Better: “Apologetics doesn’t work, according to my limited anecdotal experience, although of course I and/or my interlocutors could be wrong.”
Or, “Apologetics doesn’t work, because I personally am not sure how to answer certain objections, although it is entirely possible that my judgment is poor and my investigation has been sloppy.”
Or, “Apologetics doesn’t work, from within my particular frame for faith, although admittedly I do not prioritize evidential questions and thus haven’t thought about any of this very much.”
Or, “Apologetics doesn’t work, because something-something narrowly propositional Enlightenment rationalism, although admittedly I just got that from a book, whose author got it from another book, whose author got it from Alister McGrath, so maybe history of ideas by meme isn’t the best way to do history of ideas.”
Sorry, I let my snark get the best of me on that last one, but you get the idea. Such qualifying statements, open to correction and open to learning more, would help enormously in the furthering of fruitful in-house dialogue about these questions.
All of that being said, there are still people, some of whom walked away from the Church and are now fans of Jordan Peterson, who will say “William Lane Craig didn’t do it for me.” Craig is not necessarily my personal favorite Christian apologist (don’t @ me), nevertheless he is the name I tend to see most cited as the “poster boy” for Christian apologetics writ large, most likely because he has debated so many New Atheists. And he is a formidable debater, no question. But not everyone has walked away convinced. Why not?

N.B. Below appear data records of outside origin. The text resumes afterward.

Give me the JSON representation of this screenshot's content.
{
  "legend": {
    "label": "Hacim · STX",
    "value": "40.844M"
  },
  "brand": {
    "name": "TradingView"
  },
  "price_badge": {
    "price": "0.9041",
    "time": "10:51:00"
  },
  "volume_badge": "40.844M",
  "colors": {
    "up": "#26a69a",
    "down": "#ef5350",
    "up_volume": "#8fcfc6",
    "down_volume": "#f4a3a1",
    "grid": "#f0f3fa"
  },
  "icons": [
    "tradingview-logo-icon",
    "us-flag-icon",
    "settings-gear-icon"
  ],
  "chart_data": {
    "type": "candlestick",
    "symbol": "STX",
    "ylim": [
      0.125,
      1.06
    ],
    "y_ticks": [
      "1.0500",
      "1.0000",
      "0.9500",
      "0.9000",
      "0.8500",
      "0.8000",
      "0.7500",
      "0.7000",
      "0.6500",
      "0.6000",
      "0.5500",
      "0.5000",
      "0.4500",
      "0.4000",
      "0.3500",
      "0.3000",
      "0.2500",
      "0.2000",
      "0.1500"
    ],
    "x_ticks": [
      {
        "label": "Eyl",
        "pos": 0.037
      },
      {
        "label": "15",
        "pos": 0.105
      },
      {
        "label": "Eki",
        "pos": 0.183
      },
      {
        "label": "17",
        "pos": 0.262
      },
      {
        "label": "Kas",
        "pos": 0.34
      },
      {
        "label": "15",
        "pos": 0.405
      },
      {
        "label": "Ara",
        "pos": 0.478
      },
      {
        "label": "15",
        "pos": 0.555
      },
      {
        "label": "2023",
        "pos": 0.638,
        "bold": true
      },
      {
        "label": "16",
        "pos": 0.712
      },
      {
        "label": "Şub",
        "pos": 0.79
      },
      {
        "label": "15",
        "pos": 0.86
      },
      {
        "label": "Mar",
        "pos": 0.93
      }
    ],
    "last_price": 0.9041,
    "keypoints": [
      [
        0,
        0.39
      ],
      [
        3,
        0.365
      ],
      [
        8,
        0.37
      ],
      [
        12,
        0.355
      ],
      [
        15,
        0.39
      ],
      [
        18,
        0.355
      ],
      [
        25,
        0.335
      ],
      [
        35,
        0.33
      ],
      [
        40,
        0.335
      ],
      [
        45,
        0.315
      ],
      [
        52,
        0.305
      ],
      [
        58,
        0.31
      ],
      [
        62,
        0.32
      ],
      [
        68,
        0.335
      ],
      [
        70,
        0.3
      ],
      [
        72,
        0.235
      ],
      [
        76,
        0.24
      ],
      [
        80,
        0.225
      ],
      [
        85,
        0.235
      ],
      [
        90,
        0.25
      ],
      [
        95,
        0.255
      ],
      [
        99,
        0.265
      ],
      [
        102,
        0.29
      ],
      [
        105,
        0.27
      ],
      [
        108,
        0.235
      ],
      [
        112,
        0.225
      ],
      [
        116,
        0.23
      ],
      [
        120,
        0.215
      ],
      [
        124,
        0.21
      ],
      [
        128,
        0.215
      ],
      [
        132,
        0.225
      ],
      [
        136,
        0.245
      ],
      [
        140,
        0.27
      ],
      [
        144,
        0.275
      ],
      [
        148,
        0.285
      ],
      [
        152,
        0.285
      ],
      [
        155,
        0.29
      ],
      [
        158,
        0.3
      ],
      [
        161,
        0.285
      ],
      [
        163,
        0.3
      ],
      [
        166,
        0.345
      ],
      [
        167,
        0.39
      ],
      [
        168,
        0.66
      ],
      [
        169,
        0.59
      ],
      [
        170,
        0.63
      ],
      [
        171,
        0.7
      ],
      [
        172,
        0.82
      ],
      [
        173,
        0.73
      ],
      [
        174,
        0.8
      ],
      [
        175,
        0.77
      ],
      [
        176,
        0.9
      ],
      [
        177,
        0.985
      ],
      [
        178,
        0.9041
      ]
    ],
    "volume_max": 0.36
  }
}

First, let’s be honest: It’s ridiculously easy to generate a long list of objections to Christianity. The phrase “ridiculously easy” is carefully chosen. It takes ignorance ten seconds to ask a question that requires careful scholarship ten pages to answer carefully. Some will automatically take such thoroughness as a sign that the lady doth protest too much. Of course, a brief response will be waved away as embarrassingly insufficient. For some skeptics, this truly is a “heads I win, tails you lose” affair.